Reeves is in full Bill and Ted mode in this flick; his expressions have that blank deer-in-headlights feel.  All that was missing was Alex Winter as his traveling buddy and Reeve's trademark phrase, "Whoa!"

Reeves has to get the data from exotic Beijing (Panda Express looks more exotic than the film's production design of China) to Newark, New Jersey.  When did Newark become an important destination in cyberspace or real life for that matter?

This is a Bad Movie, through and through.

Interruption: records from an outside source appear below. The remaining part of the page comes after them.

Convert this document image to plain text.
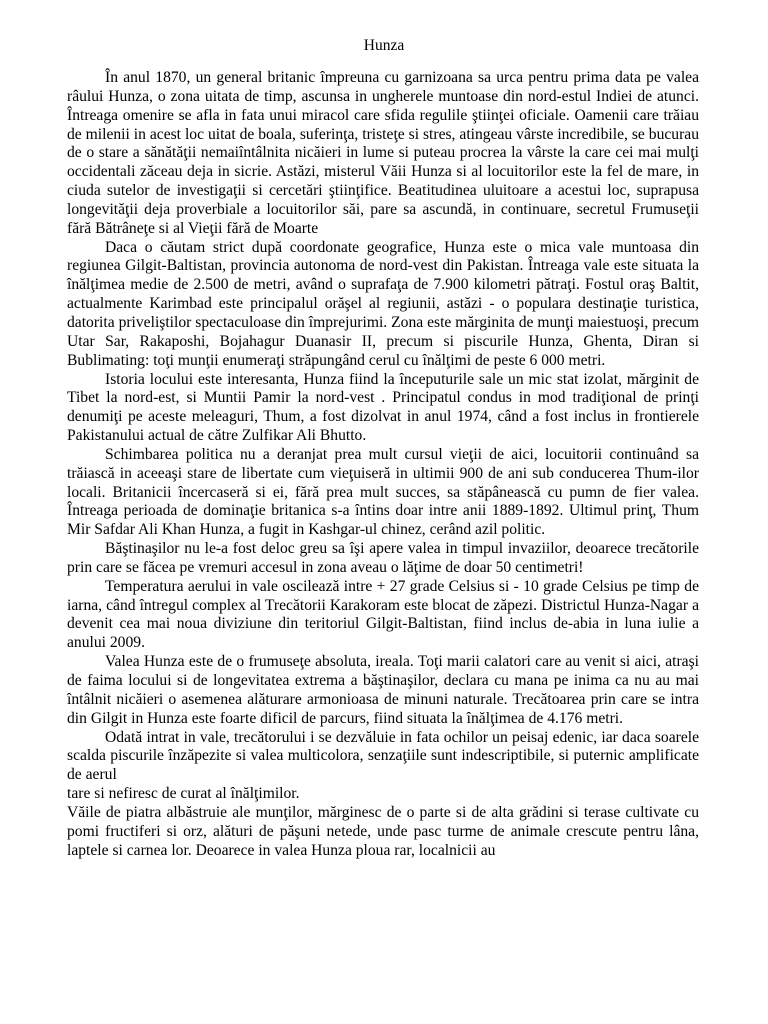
Hunza

În anul 1870, un general britanic împreuna cu garnizoana sa urca pentru prima data pe valea râului Hunza, o zona uitata de timp, ascunsa in ungherele muntoase din nord-estul Indiei de atunci. Întreaga omenire se afla in fata unui miracol care sfida regulile ştiinţei oficiale. Oamenii care trăiau de milenii in acest loc uitat de boala, suferinţa, tristeţe si stres, atingeau vârste incredibile, se bucurau de o stare a sănătăţii nemaiîntâlnita nicăieri in lume si puteau procrea la vârste la care cei mai mulţi occidentali zăceau deja in sicrie. Astăzi, misterul Văii Hunza si al locuitorilor este la fel de mare, in ciuda sutelor de investigaţii si cercetări ştiinţifice. Beatitudinea uluitoare a acestui loc, suprapusa longevităţii deja proverbiale a locuitorilor săi, pare sa ascundă, in continuare, secretul Frumuseţii fără Bătrâneţe si al Vieţii fără de Moarte

Daca o căutam strict după coordonate geografice, Hunza este o mica vale muntoasa din regiunea Gilgit-Baltistan, provincia autonoma de nord-vest din Pakistan. Întreaga vale este situata la înălţimea medie de 2.500 de metri, având o suprafaţa de 7.900 kilometri pătraţi. Fostul oraş Baltit, actualmente Karimbad este principalul orăşel al regiunii, astăzi - o populara destinaţie turistica, datorita priveliştilor spectaculoase din împrejurimi. Zona este mărginita de munţi maiestuoşi, precum Utar Sar, Rakaposhi, Bojahagur Duanasir II, precum si piscurile Hunza, Ghenta, Diran si Bublimating: toţi munţii enumeraţi străpungând cerul cu înălţimi de peste 6 000 metri.

Istoria locului este interesanta, Hunza fiind la începuturile sale un mic stat izolat, mărginit de Tibet la nord-est, si Muntii Pamir la nord-vest . Principatul condus in mod tradiţional de prinţi denumiţi pe aceste meleaguri, Thum, a fost dizolvat in anul 1974, când a fost inclus in frontierele Pakistanului actual de către Zulfikar Ali Bhutto.

Schimbarea politica nu a deranjat prea mult cursul vieţii de aici, locuitorii continuând sa trăiască in aceeaşi stare de libertate cum vieţuiseră in ultimii 900 de ani sub conducerea Thum-ilor locali. Britanicii încercaseră si ei, fără prea mult succes, sa stăpânească cu pumn de fier valea. Întreaga perioada de dominaţie britanica s-a întins doar intre anii 1889-1892. Ultimul prinţ, Thum Mir Safdar Ali Khan Hunza, a fugit in Kashgar-ul chinez, cerând azil politic.

Băştinaşilor nu le-a fost deloc greu sa îşi apere valea in timpul invaziilor, deoarece trecătorile prin care se făcea pe vremuri accesul in zona aveau o lăţime de doar 50 centimetri!

Temperatura aerului in vale oscilează intre + 27 grade Celsius si - 10 grade Celsius pe timp de iarna, când întregul complex al Trecătorii Karakoram este blocat de zăpezi. Districtul Hunza-Nagar a devenit cea mai noua diviziune din teritoriul Gilgit-Baltistan, fiind inclus de-abia in luna iulie a anului 2009.

Valea Hunza este de o frumuseţe absoluta, ireala. Toţi marii calatori care au venit si aici, atraşi de faima locului si de longevitatea extrema a băştinaşilor, declara cu mana pe inima ca nu au mai întâlnit nicăieri o asemenea alăturare armonioasa de minuni naturale. Trecătoarea prin care se intra din Gilgit in Hunza este foarte dificil de parcurs, fiind situata la înălţimea de 4.176 metri.

Odată intrat in vale, trecătorului i se dezvăluie in fata ochilor un peisaj edenic, iar daca soarele scalda piscurile înzăpezite si valea multicolora, senzaţiile sunt indescriptibile, si puternic amplificate de aerul

tare si nefiresc de curat al înălţimilor.

Văile de piatra albăstruie ale munţilor, mărginesc de o parte si de alta grădini si terase cultivate cu pomi fructiferi si orz, alături de păşuni netede, unde pasc turme de animale crescute pentru lâna, laptele si carnea lor. Deoarece in valea Hunza ploua rar, localnicii au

The casting across the board was goofy: Ice T in a fright wig as a resistance fighter, weird Udo Kier as another weird Udo Kier character, Dolph Lundgren - seemingly on some bad mescaline - as a strung out street preacher/assassin?  To top it all, the actor playing the chief Yakuza assassin had eyebrows that were at least one inch thick!  It was so distracting, like watching an Asian Groucho Marx.

The resistance fighters, or Lo-Teks (get it, "low tech?") are HQ'd underneath an old bridge.  I didn't say below an old bridge, which would make sense if you want to keep out of sight of the cops and the corporations out to press delete on your ass.  No, this dumb movie puts the Lo-Tek's hideout UNDERNEATH a bridge: they networked together old containers and other scraps of metal and junk, and viola, it's the Hilton 2021.  Except you'd have to use cranes to get that shit up underneath the bridge and weld it all together.  How the hell did they hide all that from prying eyes?

Of course the Lo-Teks like to drop flaming cars (hey, "car bombs," everyone!) from the bridge onto trespassers below.  This once again raises the question of how you get old cars UNDERNEATH a bridge to be able to bomb unsuspecting snoops.  I imagine this image was the thing that led them to create the Lo-Tek's silly headquarters in the first place.

This movie looks and plays like an extremely cheap knockoff of the Max Headroom TV show, but instead of that show's inventiveness, creativity and smart satire, we got a B-movie plot, embarrassing cyber-tech double talk, cliched scifi punk fashions, a generic soundtrack, dull fight scenes, and a finale in one of Roger Ebert's trademarked "Steam and Flame Factory" settings.

And the scenes "in" cyberspace itself (one where Reeves is gloved up and helmeted to do, what, make a couple phone calls?) simply looked like someone's CGI effects reel after watching Tron.

Read an old issue of Omni magazine for a better, more exciting, and stimulating use of an hour and a half.